I have 25GB text file that needs a string replaced on only a few lines. I can use sed successfully but it takes a really long time to run.
sed -i 's|old text|new text|g' gigantic_file.sql
Is there a quicker way to do this?
I have 25GB text file that needs a string replaced on only a few lines. I can use sed successfully but it takes a really long time to run.
sed -i 's|old text|new text|g' gigantic_file.sql
Is there a quicker way to do this?
You can try:
sed -i '/old text/ s//new text/g' gigantic_file.sql
From this ref:
OPTIMIZING FOR SPEED: If execution speed needs to be increased (due to large input files or slow processors or hard disks), substitution will be executed more quickly if the "find" expression is specified before giving the "s/.../.../" instruction.
Here is a comparison over a 10G file. Before:
$ time sed -i 's/original/ketan/g' wiki10gb
real 5m14.823s
user 1m42.732s
sys 1m51.123s
After:
$ time sed -i '/ketan/ s//original/g' wiki10gb
real 4m33.141s
user 1m20.940s
sys 1m44.451s
The short answer is "No" - your limiting factor on this sort of operation is disk IO. There is no way to stream 25GB of a disk any faster. You might get a minor improvement if you don't inplace edit, and you write the result of the sed to a separate drive (if you have one available) - because that way you can be reading from one, whilst writing to another and there's slightly less contention as a result.

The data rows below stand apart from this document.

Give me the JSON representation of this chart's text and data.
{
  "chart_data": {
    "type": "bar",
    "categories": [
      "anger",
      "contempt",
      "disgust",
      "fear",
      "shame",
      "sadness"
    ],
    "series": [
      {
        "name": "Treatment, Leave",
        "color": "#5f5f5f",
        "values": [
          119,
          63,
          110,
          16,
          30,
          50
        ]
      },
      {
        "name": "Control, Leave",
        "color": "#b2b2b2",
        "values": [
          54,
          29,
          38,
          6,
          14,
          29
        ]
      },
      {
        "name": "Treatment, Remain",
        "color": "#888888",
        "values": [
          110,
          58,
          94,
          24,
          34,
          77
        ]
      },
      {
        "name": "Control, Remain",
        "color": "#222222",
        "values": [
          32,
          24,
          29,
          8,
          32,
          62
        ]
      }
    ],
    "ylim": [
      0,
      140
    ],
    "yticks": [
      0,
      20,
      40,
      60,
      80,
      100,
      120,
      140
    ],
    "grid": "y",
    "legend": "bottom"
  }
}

You might be able to speed it up a bit by not using the regex engine for each line - so for example using perl (I'm pretty sure you can do this with sed but I don't know the syntax) - this will start from line 10,000 onwards.
perl -pe '$. > 10_000 && s/old_text/new_text/g'
And if there's any sort of complications in the RE (metacharacters) then minimising those will slightly improve the efficiency of the regex engine.

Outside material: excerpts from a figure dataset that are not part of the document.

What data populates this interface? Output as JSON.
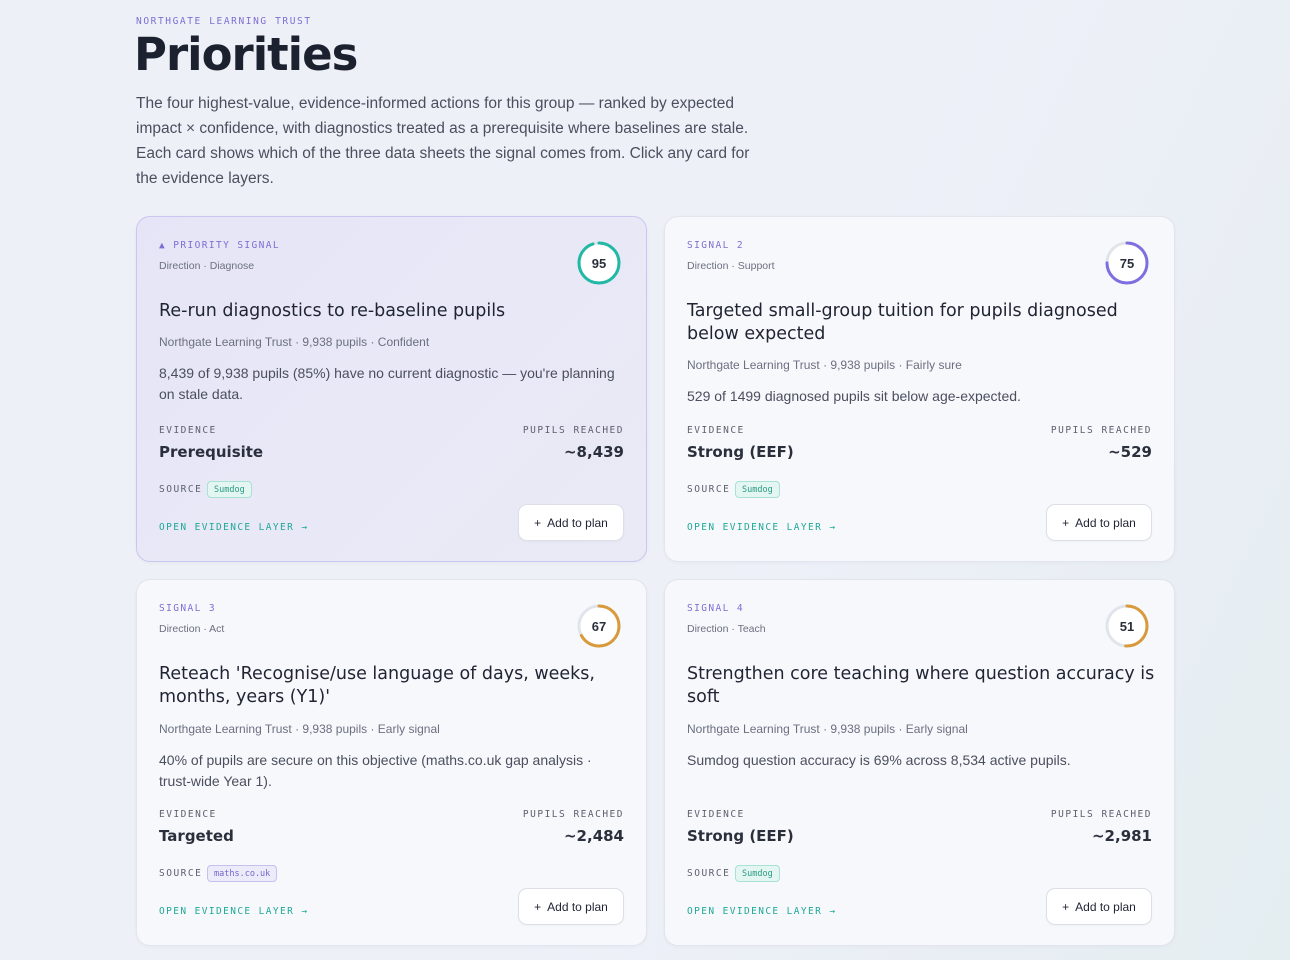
{
  "header": {
    "eyebrow": "NORTHGATE LEARNING TRUST",
    "title": "Priorities",
    "intro": "The four highest-value, evidence-informed actions for this group — ranked by expected impact × confidence, with diagnostics treated as a prerequisite where baselines are stale. Each card shows which of the three data sheets the signal comes from. Click any card for the evidence layers."
  },
  "labels": {
    "evidence": "EVIDENCE",
    "pupils_reached": "PUPILS REACHED",
    "source": "SOURCE",
    "open_evidence": "OPEN EVIDENCE LAYER →",
    "add_to_plan": "Add to plan",
    "plus_icon": "+"
  },
  "colors": {
    "accent": "#7c6fd4",
    "teal": "#22b8a6",
    "amber": "#d99a3b",
    "purple_ring": "#7d6fe0"
  },
  "cards": [
    {
      "signal": "▲ PRIORITY SIGNAL",
      "direction": "Direction · Diagnose",
      "score": "95",
      "score_fraction": 0.95,
      "ring_color": "#22b8a6",
      "title": "Re-run diagnostics to re-baseline pupils",
      "meta": "Northgate Learning Trust · 9,938 pupils · Confident",
      "description": "8,439 of 9,938 pupils (85%) have no current diagnostic — you're planning on stale data.",
      "evidence": "Prerequisite",
      "reached": "~8,439",
      "source": "Sumdog",
      "source_style": "teal"
    },
    {
      "signal": "SIGNAL 2",
      "direction": "Direction · Support",
      "score": "75",
      "score_fraction": 0.75,
      "ring_color": "#7d6fe0",
      "title": "Targeted small-group tuition for pupils diagnosed below expected",
      "meta": "Northgate Learning Trust · 9,938 pupils · Fairly sure",
      "description": "529 of 1499 diagnosed pupils sit below age-expected.",
      "evidence": "Strong (EEF)",
      "reached": "~529",
      "source": "Sumdog",
      "source_style": "teal"
    },
    {
      "signal": "SIGNAL 3",
      "direction": "Direction · Act",
      "score": "67",
      "score_fraction": 0.67,
      "ring_color": "#d99a3b",
      "title": "Reteach 'Recognise/use language of days, weeks, months, years (Y1)'",
      "meta": "Northgate Learning Trust · 9,938 pupils · Early signal",
      "description": "40% of pupils are secure on this objective (maths.co.uk gap analysis · trust-wide Year 1).",
      "evidence": "Targeted",
      "reached": "~2,484",
      "source": "maths.co.uk",
      "source_style": "purple"
    },
    {
      "signal": "SIGNAL 4",
      "direction": "Direction · Teach",
      "score": "51",
      "score_fraction": 0.51,
      "ring_color": "#d99a3b",
      "title": "Strengthen core teaching where question accuracy is soft",
      "meta": "Northgate Learning Trust · 9,938 pupils · Early signal",
      "description": "Sumdog question accuracy is 69% across 8,534 active pupils.",
      "evidence": "Strong (EEF)",
      "reached": "~2,981",
      "source": "Sumdog",
      "source_style": "teal"
    }
  ]
}
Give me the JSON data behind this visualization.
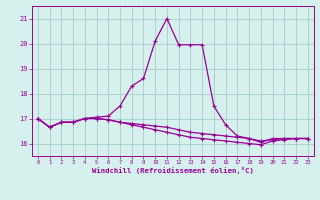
{
  "x": [
    0,
    1,
    2,
    3,
    4,
    5,
    6,
    7,
    8,
    9,
    10,
    11,
    12,
    13,
    14,
    15,
    16,
    17,
    18,
    19,
    20,
    21,
    22,
    23
  ],
  "line_main": [
    17.0,
    16.65,
    16.85,
    16.85,
    17.0,
    17.05,
    17.1,
    17.5,
    18.3,
    18.6,
    20.1,
    21.0,
    19.95,
    19.95,
    19.95,
    17.5,
    16.75,
    16.3,
    16.2,
    16.05,
    16.2,
    16.2,
    16.2,
    16.2
  ],
  "line_flat1": [
    17.0,
    16.65,
    16.85,
    16.85,
    17.0,
    17.0,
    16.95,
    16.85,
    16.8,
    16.75,
    16.7,
    16.65,
    16.55,
    16.45,
    16.4,
    16.35,
    16.3,
    16.25,
    16.2,
    16.1,
    16.15,
    16.2,
    16.2,
    16.2
  ],
  "line_flat2": [
    17.0,
    16.65,
    16.85,
    16.85,
    17.0,
    17.0,
    16.95,
    16.85,
    16.75,
    16.65,
    16.55,
    16.45,
    16.35,
    16.25,
    16.2,
    16.15,
    16.1,
    16.05,
    16.0,
    15.95,
    16.1,
    16.15,
    16.2,
    16.2
  ],
  "line_color": "#990099",
  "bg_color": "#d6f0ee",
  "grid_color": "#a8cccc",
  "xlabel": "Windchill (Refroidissement éolien,°C)",
  "ylim": [
    15.5,
    21.5
  ],
  "xlim": [
    -0.5,
    23.5
  ],
  "yticks": [
    16,
    17,
    18,
    19,
    20,
    21
  ],
  "xticks": [
    0,
    1,
    2,
    3,
    4,
    5,
    6,
    7,
    8,
    9,
    10,
    11,
    12,
    13,
    14,
    15,
    16,
    17,
    18,
    19,
    20,
    21,
    22,
    23
  ]
}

If the new and old texts are the same length, you can seek into the file and write only the changed bytes, instead of copying the whole file. Otherwise you are trapped into moving lots of data.
Note: this is tricky and involves writing custom code.
See the man page for fseek if you're working in C or C++, or your favored language wrappers for the seek and write system calls.
If you insist on using the command line only, and you can get the byte offsets of the text, you can write the replacement text in place with carefully written "dd" commands.